But if you receive a 9000 MTU frame on an "input" interface that results 
sending it out on an interface of a 1500 MTU, then if you set DF bit the frame 
will just be dropped by the router. If you want your data to "cross" your frame 
over a different MTU path, then you can not set DF to 1. This is a quite simple 
and easy thing to demonstrate. Just create a simple virtual lab with 3 Linux 
doing routing and test it. So, if your goal is to communicate over paths that 
may have a MTU lower than 9000 you better make sure your server sends out a 
frame that the path can support.


From: Fabrice Bacchella <fabrice.bacche...@orange.fr>
Sent: Tuesday, August 8, 2017 1:37 PM
To: Moacir Ferreira
Cc: users@ovirt.org
Subject: Re: [ovirt-users] Users Digest, Vol 71, Issue 37

The border router will do like any other router on the world. If the DF bit is 
set (common case) or if it's IPv6, it will not fragment but send an ICMP.

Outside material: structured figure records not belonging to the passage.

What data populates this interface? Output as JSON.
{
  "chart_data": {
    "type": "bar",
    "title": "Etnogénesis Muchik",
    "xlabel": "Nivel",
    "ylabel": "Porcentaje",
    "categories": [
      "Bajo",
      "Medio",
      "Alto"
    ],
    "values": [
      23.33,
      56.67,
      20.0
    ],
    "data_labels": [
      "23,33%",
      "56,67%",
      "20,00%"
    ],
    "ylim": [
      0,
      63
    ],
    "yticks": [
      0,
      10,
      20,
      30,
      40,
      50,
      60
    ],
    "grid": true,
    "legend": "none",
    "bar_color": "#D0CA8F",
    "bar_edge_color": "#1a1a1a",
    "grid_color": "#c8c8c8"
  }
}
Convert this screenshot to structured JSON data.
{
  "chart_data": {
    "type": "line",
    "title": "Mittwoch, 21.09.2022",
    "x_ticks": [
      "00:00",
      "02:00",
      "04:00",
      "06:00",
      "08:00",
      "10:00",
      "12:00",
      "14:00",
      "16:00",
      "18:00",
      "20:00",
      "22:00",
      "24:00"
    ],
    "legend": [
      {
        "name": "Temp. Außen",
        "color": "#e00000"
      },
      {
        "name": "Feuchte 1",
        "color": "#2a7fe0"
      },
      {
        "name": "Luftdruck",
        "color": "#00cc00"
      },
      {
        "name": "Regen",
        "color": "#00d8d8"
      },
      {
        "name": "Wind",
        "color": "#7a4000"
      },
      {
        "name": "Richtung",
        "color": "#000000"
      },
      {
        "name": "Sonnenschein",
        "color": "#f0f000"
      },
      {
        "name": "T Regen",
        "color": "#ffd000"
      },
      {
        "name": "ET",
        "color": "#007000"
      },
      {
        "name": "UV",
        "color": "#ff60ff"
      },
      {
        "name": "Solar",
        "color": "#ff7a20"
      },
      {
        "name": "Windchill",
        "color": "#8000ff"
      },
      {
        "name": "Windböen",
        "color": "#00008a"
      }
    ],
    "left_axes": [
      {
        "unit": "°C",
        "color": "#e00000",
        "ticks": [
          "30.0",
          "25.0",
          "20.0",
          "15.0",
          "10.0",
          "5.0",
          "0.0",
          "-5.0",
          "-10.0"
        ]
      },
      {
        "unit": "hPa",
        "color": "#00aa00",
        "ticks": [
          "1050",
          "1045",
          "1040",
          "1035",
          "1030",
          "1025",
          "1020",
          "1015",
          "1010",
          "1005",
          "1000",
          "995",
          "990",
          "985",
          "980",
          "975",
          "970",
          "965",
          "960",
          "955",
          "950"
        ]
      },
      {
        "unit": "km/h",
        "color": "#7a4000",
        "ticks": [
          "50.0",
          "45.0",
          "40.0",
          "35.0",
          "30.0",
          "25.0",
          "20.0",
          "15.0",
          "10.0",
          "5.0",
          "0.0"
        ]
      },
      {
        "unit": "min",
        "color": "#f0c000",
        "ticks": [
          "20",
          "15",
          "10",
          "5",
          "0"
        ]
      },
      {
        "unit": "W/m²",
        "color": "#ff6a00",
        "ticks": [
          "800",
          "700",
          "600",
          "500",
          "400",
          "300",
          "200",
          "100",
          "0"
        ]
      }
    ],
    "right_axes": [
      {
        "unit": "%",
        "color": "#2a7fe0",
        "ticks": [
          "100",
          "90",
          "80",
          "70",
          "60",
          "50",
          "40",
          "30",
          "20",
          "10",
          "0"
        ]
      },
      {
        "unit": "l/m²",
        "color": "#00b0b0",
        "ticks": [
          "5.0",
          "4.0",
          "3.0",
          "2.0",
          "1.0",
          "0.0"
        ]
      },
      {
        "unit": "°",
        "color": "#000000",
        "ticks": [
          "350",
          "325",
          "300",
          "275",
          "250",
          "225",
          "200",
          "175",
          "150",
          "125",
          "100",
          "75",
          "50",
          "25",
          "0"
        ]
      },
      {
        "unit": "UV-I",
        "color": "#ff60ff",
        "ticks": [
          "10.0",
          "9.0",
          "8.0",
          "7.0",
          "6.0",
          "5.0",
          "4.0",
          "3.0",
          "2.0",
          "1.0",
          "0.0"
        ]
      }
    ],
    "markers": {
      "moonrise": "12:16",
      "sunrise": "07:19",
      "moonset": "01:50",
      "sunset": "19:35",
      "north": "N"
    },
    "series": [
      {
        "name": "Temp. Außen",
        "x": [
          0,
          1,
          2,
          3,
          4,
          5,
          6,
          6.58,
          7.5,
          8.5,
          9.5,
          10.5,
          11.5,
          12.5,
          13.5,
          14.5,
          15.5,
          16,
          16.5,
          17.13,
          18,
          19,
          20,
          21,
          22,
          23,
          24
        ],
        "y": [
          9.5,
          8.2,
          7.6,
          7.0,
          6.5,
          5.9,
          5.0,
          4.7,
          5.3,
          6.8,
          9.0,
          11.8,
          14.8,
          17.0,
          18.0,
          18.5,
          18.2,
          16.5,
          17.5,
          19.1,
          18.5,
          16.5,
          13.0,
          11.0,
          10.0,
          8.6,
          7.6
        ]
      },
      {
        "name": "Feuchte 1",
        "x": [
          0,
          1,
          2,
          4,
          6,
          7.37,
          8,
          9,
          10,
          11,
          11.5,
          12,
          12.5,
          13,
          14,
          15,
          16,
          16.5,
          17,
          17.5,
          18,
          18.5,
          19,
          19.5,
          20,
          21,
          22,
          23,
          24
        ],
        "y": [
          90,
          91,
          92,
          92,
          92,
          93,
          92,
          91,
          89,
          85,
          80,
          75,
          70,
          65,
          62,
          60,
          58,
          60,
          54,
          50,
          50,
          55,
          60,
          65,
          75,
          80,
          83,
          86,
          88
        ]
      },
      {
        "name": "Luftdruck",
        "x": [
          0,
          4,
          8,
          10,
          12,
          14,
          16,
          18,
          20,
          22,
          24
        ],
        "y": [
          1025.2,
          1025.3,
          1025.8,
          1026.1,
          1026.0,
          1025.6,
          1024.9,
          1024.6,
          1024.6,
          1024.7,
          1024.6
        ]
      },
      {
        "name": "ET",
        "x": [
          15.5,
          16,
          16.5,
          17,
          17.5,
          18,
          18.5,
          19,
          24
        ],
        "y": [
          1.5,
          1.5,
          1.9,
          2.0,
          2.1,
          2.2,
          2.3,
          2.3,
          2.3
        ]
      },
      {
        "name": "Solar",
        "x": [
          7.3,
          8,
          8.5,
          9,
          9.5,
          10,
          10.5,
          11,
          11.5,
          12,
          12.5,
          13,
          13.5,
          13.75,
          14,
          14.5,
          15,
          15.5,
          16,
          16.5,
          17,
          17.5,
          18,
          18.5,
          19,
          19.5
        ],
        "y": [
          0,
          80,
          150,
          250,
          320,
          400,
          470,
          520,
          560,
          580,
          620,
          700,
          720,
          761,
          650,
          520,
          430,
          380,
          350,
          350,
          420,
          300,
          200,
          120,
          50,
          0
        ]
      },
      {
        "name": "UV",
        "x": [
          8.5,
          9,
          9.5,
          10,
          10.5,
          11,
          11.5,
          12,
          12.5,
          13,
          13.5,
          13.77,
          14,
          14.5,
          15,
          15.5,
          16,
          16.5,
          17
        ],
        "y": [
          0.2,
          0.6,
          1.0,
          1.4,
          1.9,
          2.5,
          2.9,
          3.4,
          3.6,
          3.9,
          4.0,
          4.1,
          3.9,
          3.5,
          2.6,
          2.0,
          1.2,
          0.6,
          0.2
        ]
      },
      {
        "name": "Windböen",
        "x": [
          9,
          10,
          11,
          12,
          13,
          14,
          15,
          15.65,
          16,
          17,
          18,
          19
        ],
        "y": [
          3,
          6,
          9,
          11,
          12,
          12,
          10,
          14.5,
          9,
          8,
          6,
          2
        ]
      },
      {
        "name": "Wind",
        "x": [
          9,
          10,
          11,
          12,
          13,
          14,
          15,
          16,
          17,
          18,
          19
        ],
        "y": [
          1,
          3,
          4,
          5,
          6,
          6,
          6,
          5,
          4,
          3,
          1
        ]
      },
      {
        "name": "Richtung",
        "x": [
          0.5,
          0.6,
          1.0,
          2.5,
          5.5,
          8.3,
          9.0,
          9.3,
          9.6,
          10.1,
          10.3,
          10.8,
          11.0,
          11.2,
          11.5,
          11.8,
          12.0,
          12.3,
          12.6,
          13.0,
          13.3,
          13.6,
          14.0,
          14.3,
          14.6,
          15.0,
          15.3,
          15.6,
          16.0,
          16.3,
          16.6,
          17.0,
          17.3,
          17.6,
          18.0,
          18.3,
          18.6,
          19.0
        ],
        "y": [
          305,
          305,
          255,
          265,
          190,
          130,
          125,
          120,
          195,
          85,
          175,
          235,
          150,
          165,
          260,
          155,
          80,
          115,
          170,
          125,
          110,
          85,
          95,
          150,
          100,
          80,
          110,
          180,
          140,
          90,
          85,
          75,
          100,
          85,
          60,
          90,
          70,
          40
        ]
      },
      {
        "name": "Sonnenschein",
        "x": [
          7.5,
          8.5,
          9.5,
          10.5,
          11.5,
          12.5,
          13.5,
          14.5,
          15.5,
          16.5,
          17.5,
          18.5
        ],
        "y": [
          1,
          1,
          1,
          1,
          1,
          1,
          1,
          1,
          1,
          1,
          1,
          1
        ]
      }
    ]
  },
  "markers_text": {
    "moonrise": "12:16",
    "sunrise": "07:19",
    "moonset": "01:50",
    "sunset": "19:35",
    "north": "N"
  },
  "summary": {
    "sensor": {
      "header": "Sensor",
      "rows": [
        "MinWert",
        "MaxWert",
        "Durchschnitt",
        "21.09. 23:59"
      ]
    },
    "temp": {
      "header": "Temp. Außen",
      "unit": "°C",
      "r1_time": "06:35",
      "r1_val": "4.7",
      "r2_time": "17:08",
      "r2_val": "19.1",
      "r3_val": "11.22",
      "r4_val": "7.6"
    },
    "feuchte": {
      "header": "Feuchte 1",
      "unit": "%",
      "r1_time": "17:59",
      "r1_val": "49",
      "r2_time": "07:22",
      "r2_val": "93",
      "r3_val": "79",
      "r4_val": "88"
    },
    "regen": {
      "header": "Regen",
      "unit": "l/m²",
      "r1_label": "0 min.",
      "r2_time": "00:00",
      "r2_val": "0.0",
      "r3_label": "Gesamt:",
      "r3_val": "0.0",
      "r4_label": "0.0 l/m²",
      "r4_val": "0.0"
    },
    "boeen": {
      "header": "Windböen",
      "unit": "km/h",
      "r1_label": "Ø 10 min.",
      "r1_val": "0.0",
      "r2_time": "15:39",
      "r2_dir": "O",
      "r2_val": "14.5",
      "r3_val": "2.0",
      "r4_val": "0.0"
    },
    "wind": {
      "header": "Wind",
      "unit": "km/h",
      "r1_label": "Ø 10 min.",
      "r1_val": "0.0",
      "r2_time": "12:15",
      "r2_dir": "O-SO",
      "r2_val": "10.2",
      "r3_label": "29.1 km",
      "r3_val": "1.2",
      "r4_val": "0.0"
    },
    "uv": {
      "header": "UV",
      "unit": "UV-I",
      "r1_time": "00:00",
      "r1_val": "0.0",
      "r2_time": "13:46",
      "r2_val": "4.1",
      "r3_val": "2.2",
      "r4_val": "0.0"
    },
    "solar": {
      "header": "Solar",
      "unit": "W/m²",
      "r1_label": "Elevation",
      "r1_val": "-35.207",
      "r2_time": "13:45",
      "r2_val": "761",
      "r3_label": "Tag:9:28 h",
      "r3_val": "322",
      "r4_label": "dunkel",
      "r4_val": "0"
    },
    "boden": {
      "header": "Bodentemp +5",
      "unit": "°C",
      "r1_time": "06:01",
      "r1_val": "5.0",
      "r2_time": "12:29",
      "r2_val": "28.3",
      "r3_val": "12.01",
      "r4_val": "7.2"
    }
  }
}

Le 8 août 2017 à 13:34, Moacir Ferreira 
<moacirferre...@hotmail.com<mailto:moacirferre...@hotmail.com>> a écrit :

True! But in some point of the network it may be necessary to make the MTU 
1500. For example, if your data need to cross the Internet. The border router 
in between your LAN and the Internet will have to fragment a large frame back 
to a normal one to send it over the Internet. This router will just "die" if 
you have a heavy load.


From: Fabrice Bacchella 
Sent: Tuesday, August 8, 2017 12:23 PM
To: Moacir Ferreira
Cc: users@ovirt.org<mailto:users@ovirt.org>
Subject: Re: [ovirt-users] Users Digest, Vol 71, Issue 37

Le 8 août 2017 à 11:49, Moacir Ferreira 
<moacirferre...@hotmail.com<mailto:moacirferre...@hotmail.com>> a écrit :

This is by far more complex. A good NIC will have an offload engine (LSO - 
Large Segment Offload) and, if so, the NIC driver will report a MTU of 64K to 
the IP stack. The IP stack will then send data to the NIC as if the MTU were 
64K and the NIC will fragment it to the size of the "declared" MTU on the 
interface so PMTUD will not be efficient in such scenario. If all this takes 
place in the server, then you get no problem. But if a standard router is 
configured to support 9K jumbo frame in one interface (i.e.: LAN connection) 
and 1500 in another (i.e.: WAN connection) then the router will be responsible 
for the fragmentation.

That's happen only if the bit don't fragment is not set, otherwise router are 
not allowed to do that and send back a "packet to big" ICMP, it's called path 
mtu discovery. To my knowledge, it's usually set, and even mandatory on IPv6.